Letters from our readers
A Welcome Guest
Thank you from a die-hard Christopher Guest fan for uncovering a photo from his forthcoming For Your Consideration (2006 Preview). Your coverage and support of Guest’s movies over the years make me proud to be an EW subscriber. I can’t wait until you do your first big cover story on his multitalented cast of improv masters.

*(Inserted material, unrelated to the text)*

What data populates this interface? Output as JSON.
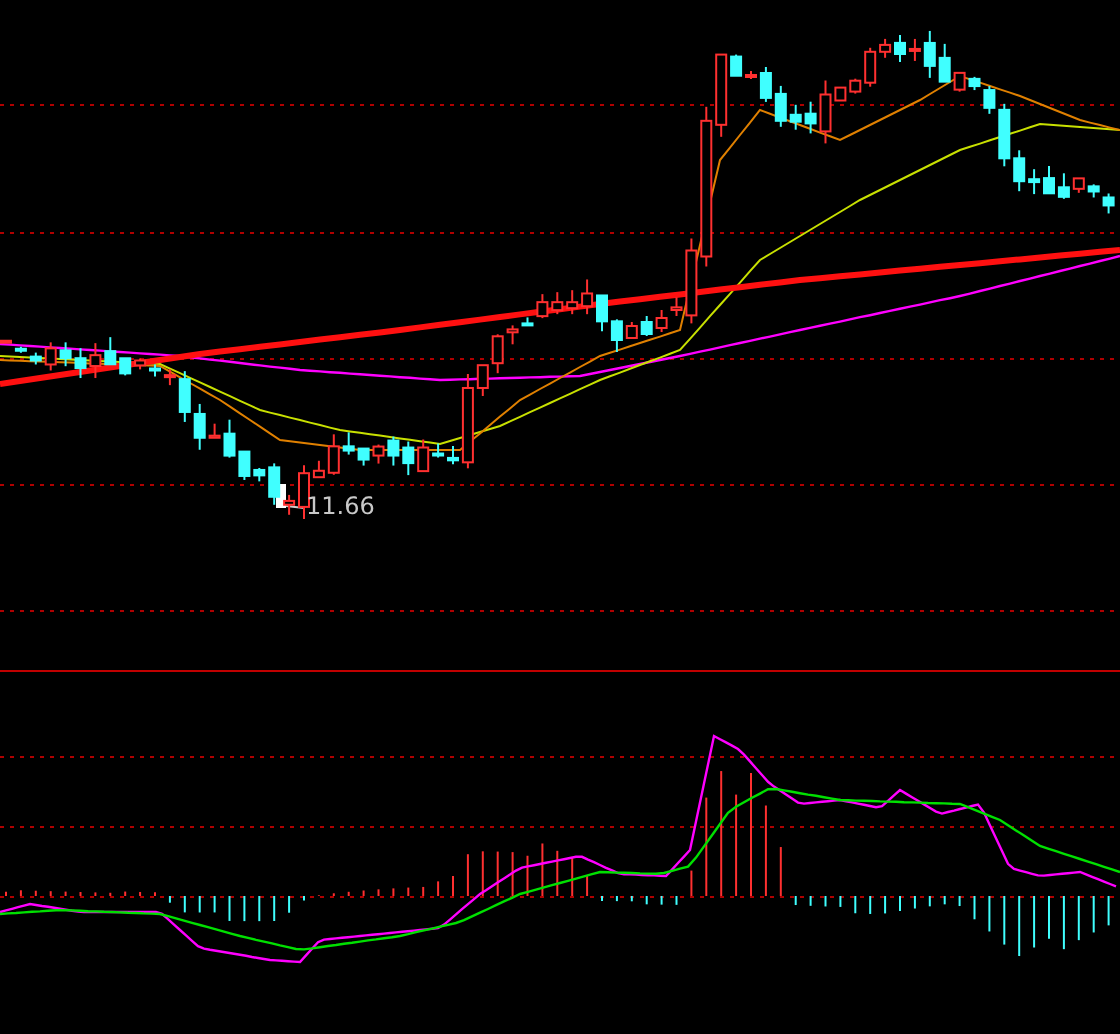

The teaser you ran for Stephen King’s new book, Cell, reminded me of reading an excerpt of another of Mr. King’s books, Firestarter, that appeared in Omni magazine years ago. It was enough to draw me into reading that book when it came out. I look forward to finding out what the heck is going on in Cell (if nothing else, to see what else in my hometown Mr. King destroys!). Reviews generally aren’t enough to get me interested in them; an actual sample of the text helps. I hope EW will do this again.
I really enjoyed the nail-biting excerpt from Stephen King’s latest, Cell — now I’m desperate to read the full novel. However, were the accompanying illustrations really necessary? Blood and gore don’t bother me, but I was disturbed that an image with such strong potential to frighten would be printed in a mainstream magazine. Word of advice: Leave the red, wet stuff to Fangoria.
Thetford Center, Vt.
Many thanks for your wonderful legacy on Shelley Winters (News & Notes). Being a fan for 33 years, it was my pleasure to become her fan-mail handler for the last year and a half of her life, and right up till the end she had that zest for life. The highlight during that time would have to be sitting with her and watching one of her films; her audio commentary alone was priceless. A true legend in my mind.
Long Beach, Calif.
I agree that Steven Spielberg, a brilliant director, lets the ends of some of his films get away from him (News & Notes). But you forgot to mention one of the worst offenders: A.I. Artificial Intelligence. After leaving the kid waiting in vain for his wish to be granted, Spielberg tacks on an excruciating epilogue in which kindly beings with too much time on their hands fulfill his wish to be reunited with his mommy. Ugh!
Bravo for including The Ricky Gervais Show podcast on the Must List. Here’s hoping all EW readers discover the sheer joy that is listening to Karl Pilkington tell stories about monkeys.
Jay Woodruff’s plea to Matt Damon and Ben Affleck was on the mark (Movies). Butch Cassidy and the Sundance Kid is a classic that should remain untouched. Paul Newman and Robert Redford are Butch and Sundance, just as they were Henry Gondorff and Johnny Hooker in The Sting. I suggest Damon and Affleck concentrate on making new films; surely between the two of them they can come up with something inventive.
Oro Valley, Ariz.
?Comedy? of Errors
Albert Brooks’ latest movie, Looking for Comedy in the Muslim World, could have been funny and interesting if Brooks actually went to the Muslim world and not to India, a country that is 80 percent Hindu. Why not go to Indonesia or, really, to the Arab world? Hey, I read that France’s population is about 5 to 10 percent Muslim! This is like coming to America to study the African world, because roughly the same percentage of African Americans live here as the percentage of Muslims in India! This movie just adds to the ignorance of America.
Gillian Flynn writes that Love Monkey seesaws between ?this music-biz intrigue (don’t care)? and Tom’s social life (Television). Don’t care? The music biz is the best thing about the show. My husband, son, and I like the show because it depicts the inner workings of the music business and, even better, of an indie music label. That’s what is unique about the show, not the ?big-city-cool social life.? I hope it has a long run, showcases lots of cool musical talent, and has a chance to grow.
Correction: The Oscar ballot that ran in #862/863 left out the nominees for Visual Effects. They are: The Chronicles of Narnia: The Lion, the Witch and the Wardrobe; King Kong; and War of the Worlds.